#  > > >  >  > Форум >  > > >  >  > Информация >  > > >  >  > Фильмы с буддийской тематикой >  > > >  >  >  Песни скитальцев / Songs of the Wanderers

## Евгений Шпагин

От себя: Данную постановку смотрел лет 7 или 8 назад и она меня очень сильно зацепила... Целый час я не мог оторваться от увиденного и услышанного, еле дышал и практически не моргал боясь спугнуть пойманное ощущение однонаправленного созерцания... Одним словом происходящее на сцене чистейшая медитация, хоть и не является учением в традиционном виде... А кто сказал что учение может быть только в виде текстов, а не образов или звуков?
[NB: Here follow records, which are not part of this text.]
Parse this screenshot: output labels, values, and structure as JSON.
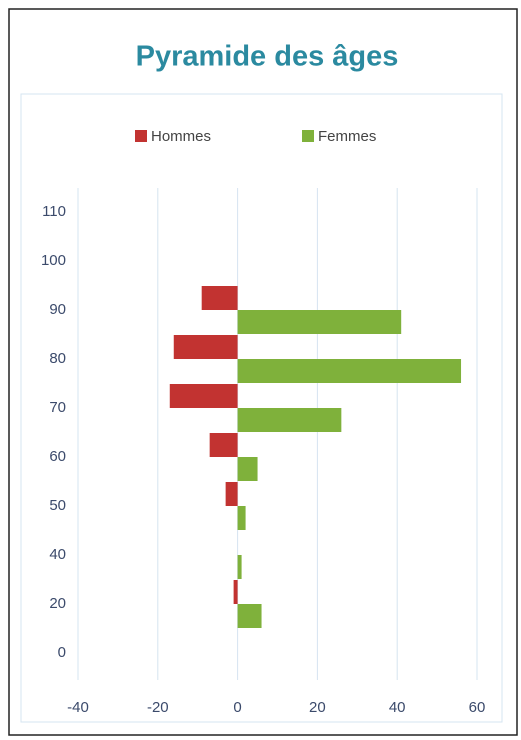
{
  "chart_data": {
    "type": "bar",
    "orientation": "horizontal",
    "title": "Pyramide des âges",
    "categories": [
      "0",
      "20",
      "40",
      "50",
      "60",
      "70",
      "80",
      "90",
      "100",
      "110"
    ],
    "series": [
      {
        "name": "Hommes",
        "color": "#c23331",
        "values": [
          0,
          -1,
          0,
          -3,
          -7,
          -17,
          -16,
          -9,
          0,
          0
        ]
      },
      {
        "name": "Femmes",
        "color": "#7fb13b",
        "values": [
          0,
          6,
          1,
          2,
          5,
          26,
          56,
          41,
          0,
          0
        ]
      }
    ],
    "xlim": [
      -40,
      60
    ],
    "xticks": [
      -40,
      -20,
      0,
      20,
      40,
      60
    ],
    "grid": true,
    "legend": "top"
  }
}
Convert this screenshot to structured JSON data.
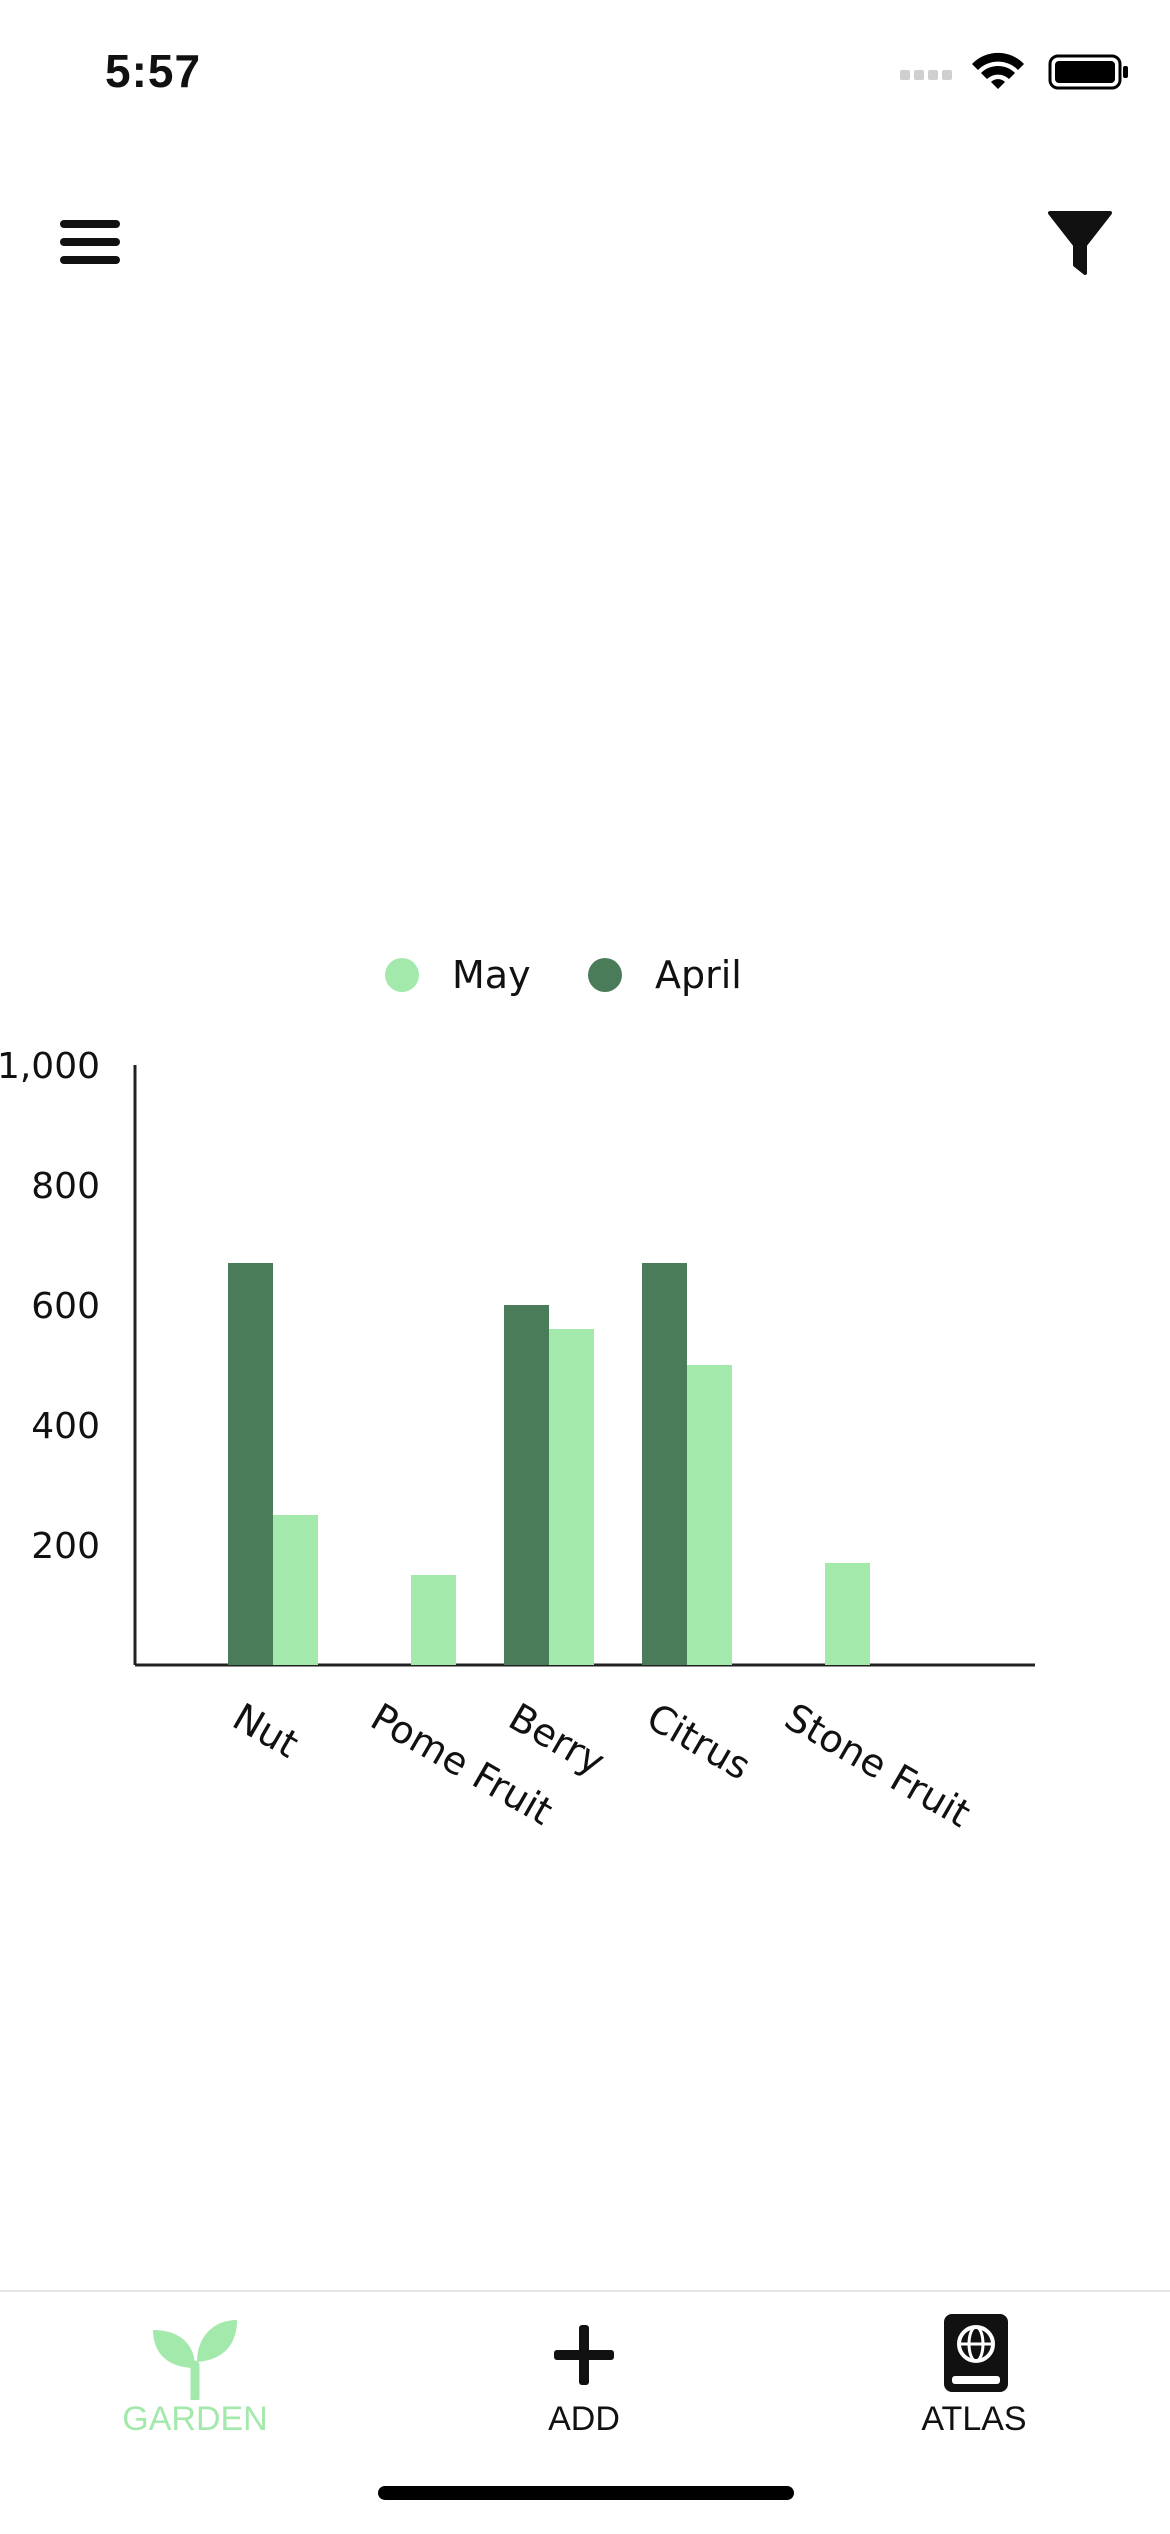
{
  "status_bar": {
    "time": "5:57"
  },
  "toolbar": {
    "menu_icon": "hamburger-menu-icon",
    "filter_icon": "filter-funnel-icon"
  },
  "chart_data": {
    "type": "bar",
    "categories": [
      "Nut",
      "Pome Fruit",
      "Berry",
      "Citrus",
      "Stone Fruit"
    ],
    "series": [
      {
        "name": "April",
        "values": [
          670,
          0,
          600,
          670,
          0
        ],
        "color": "#4a7c59"
      },
      {
        "name": "May",
        "values": [
          250,
          150,
          560,
          500,
          170
        ],
        "color": "#a3e9ac"
      }
    ],
    "legend_order": [
      "May",
      "April"
    ],
    "legend_placement": "top-center",
    "ylim": [
      0,
      1000
    ],
    "yticks": [
      200,
      400,
      600,
      800,
      1000
    ],
    "ytick_labels": [
      "200",
      "400",
      "600",
      "800",
      "1,000"
    ],
    "grid": false,
    "xlabel": "",
    "ylabel": "",
    "title": ""
  },
  "tabs": [
    {
      "label": "GARDEN",
      "icon": "sprout-icon",
      "active": true,
      "color": "#a3e9ac"
    },
    {
      "label": "ADD",
      "icon": "plus-icon",
      "active": false,
      "color": "#111111"
    },
    {
      "label": "ATLAS",
      "icon": "atlas-book-icon",
      "active": false,
      "color": "#111111"
    }
  ]
}
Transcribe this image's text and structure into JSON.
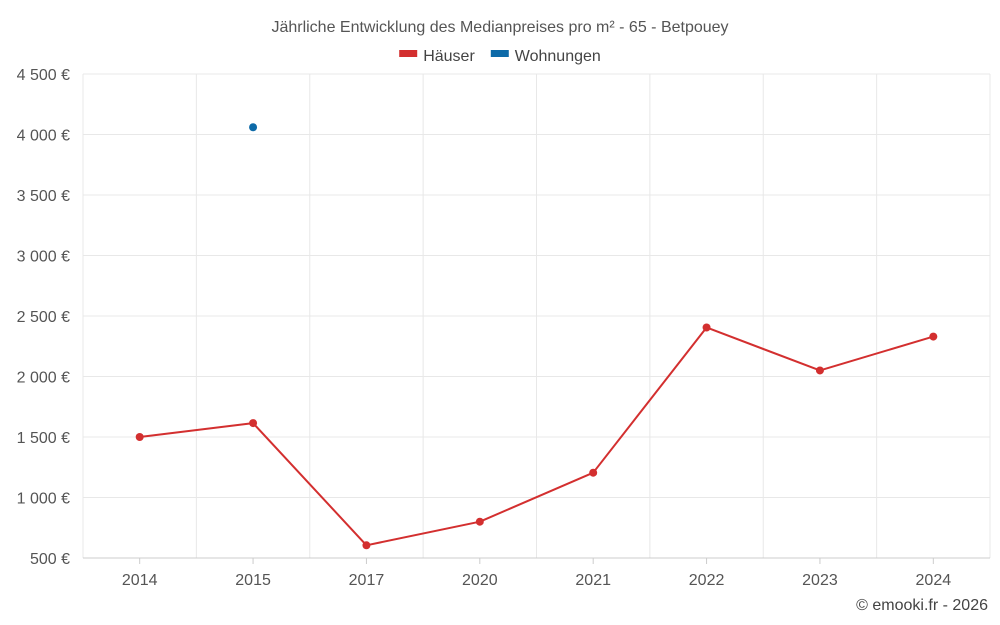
{
  "chart_data": {
    "type": "line",
    "title": "Jährliche Entwicklung des Medianpreises pro m² - 65 - Betpouey",
    "categories": [
      "2014",
      "2015",
      "2017",
      "2020",
      "2021",
      "2022",
      "2023",
      "2024"
    ],
    "series": [
      {
        "name": "Häuser",
        "color": "#d32f2f",
        "values": [
          1500,
          1615,
          605,
          800,
          1205,
          2405,
          2050,
          2330
        ]
      },
      {
        "name": "Wohnungen",
        "color": "#0d6aa8",
        "values": [
          null,
          4060,
          null,
          null,
          null,
          null,
          null,
          null
        ]
      }
    ],
    "ylim": [
      500,
      4500
    ],
    "yticks": [
      500,
      1000,
      1500,
      2000,
      2500,
      3000,
      3500,
      4000,
      4500
    ],
    "ytick_labels": [
      "500 €",
      "1 000 €",
      "1 500 €",
      "2 000 €",
      "2 500 €",
      "3 000 €",
      "3 500 €",
      "4 000 €",
      "4 500 €"
    ],
    "xlabel": "",
    "ylabel": "",
    "legend_position": "top-center",
    "grid": true
  },
  "credit": "© emooki.fr - 2026"
}
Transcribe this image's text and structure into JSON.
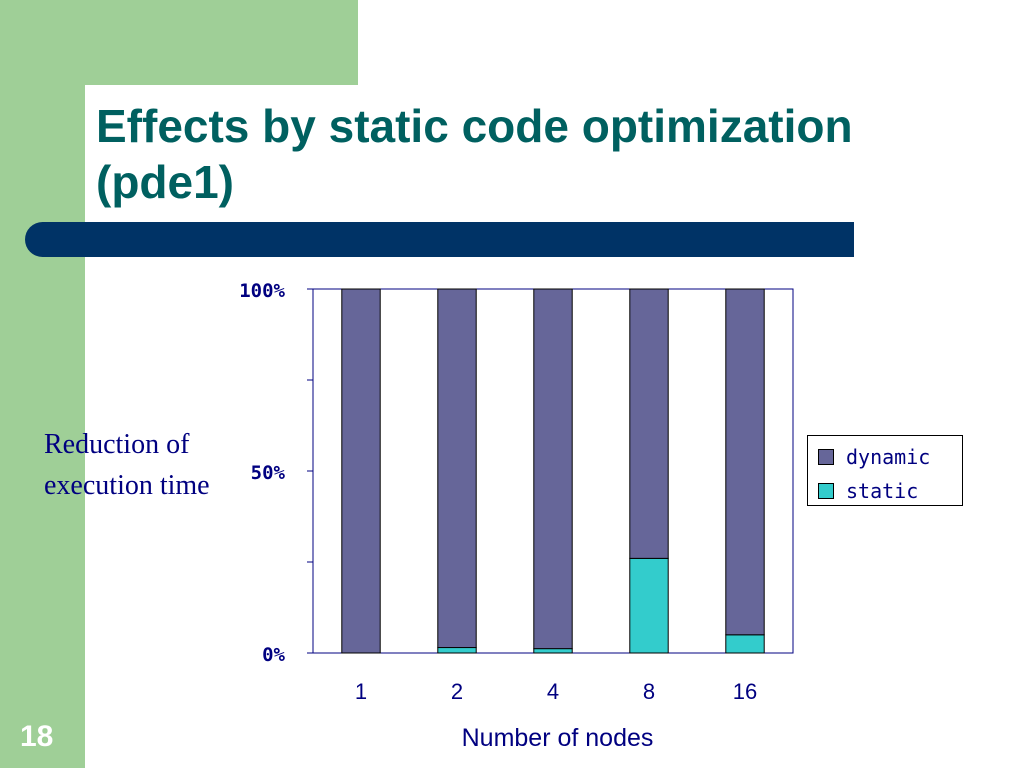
{
  "slide": {
    "title": "Effects by static code optimization (pde1)",
    "side_label": "Reduction of execution time",
    "page_number": "18",
    "colors": {
      "green_frame": "#9fcf97",
      "rule": "#003366",
      "title": "#006060",
      "text": "#000080"
    }
  },
  "chart_data": {
    "type": "bar",
    "stacked": true,
    "categories": [
      "1",
      "2",
      "4",
      "8",
      "16"
    ],
    "series": [
      {
        "name": "static",
        "color": "#33cccc",
        "values": [
          0,
          1.5,
          1.2,
          26,
          5
        ]
      },
      {
        "name": "dynamic",
        "color": "#666699",
        "values": [
          100,
          98.5,
          98.8,
          74,
          95
        ]
      }
    ],
    "xlabel": "Number of nodes",
    "ylabel": "",
    "ylim": [
      0,
      100
    ],
    "yticks": [
      "0%",
      "50%",
      "100%"
    ],
    "legend": {
      "position": "right",
      "entries": [
        "dynamic",
        "static"
      ]
    },
    "grid": false
  }
}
Описание: «Первый звук, который вы слышите, это звук воды, льющейся в глубине сцены, но как только ваши глаза привыкают к тусклому свету софитов, вы понимаете, что этот звук, на самом деле создает поток сыплющегося риса, падающего на голову буддийского монаха. Его глаза закрыты, его руки сжаты. Он стоит неподвижно у края сцены, а рис у его ног образует постоянно растущий холмик. Зернышки риса отскакивают от его головы и плеч, как брызги фонтана. Он, - утверждает Лин Хвай-мин,- человеческие песочные часы. А вокруг него странники – люди, ищущие духовного просветления, - исполняют ритуальный танец, который отражает последовательный, мучительный путь духовного развития».

Желаю всем наслаждения, ярких образов и постижения...

http://rutracker.org/forum/viewtopic.php?t=1989898

P.S. Если у кого-то будут проблемы со скачиванием, дайте знать - размещу на облаке...

----------

Chhyu Dorje (23.10.2015), Андрей П. (27.10.2015)

----------


## Андрей П.

Посмотрел вчера, честно сказать, символизм образов и танцевальных движений уловить не смог, вероятно, у меня нет понимания культурного контекста. Сам же танец понравился, мастерство танцоров на высоте.
Однако, как бы не были выверены, грациозны и текучи их движения, это все меркло, превращалось в суетливое копошение, стоило только бросить взгляд на неподвижную фигуру практикующего сосредоточенность монаха. Непревзойденное величие этой простой и элементарной позы отчетливо бросалось в глаза.

Сразу же вспомнились слова дзен-мастера Кодо Саваки:



> _Дзадзен странная вещь: когда ты сидишь, тебе абсолютно не кажется, что это что-то особенно хорошее. Но для взгляда снаружи нет ничего более благородного. С другими вещами это наоборот: глядя объективно, в этом нет ничего особенного, только ты сам считаешь это чем-то важным._

----------

Евгений Шпагин (27.10.2015)

----------


## Евгений Шпагин

Как я понял из увиденного на сцене, режиссёр пытался через надрывный танец передать страдания ЖС, а медитирующий монах представлял собой Три Драгоценности... Возможно я не правильно интерпретирую данную аллегорию, но это ИМХО... А вообще все происходящее а данной постановке чистый Дзен...

----------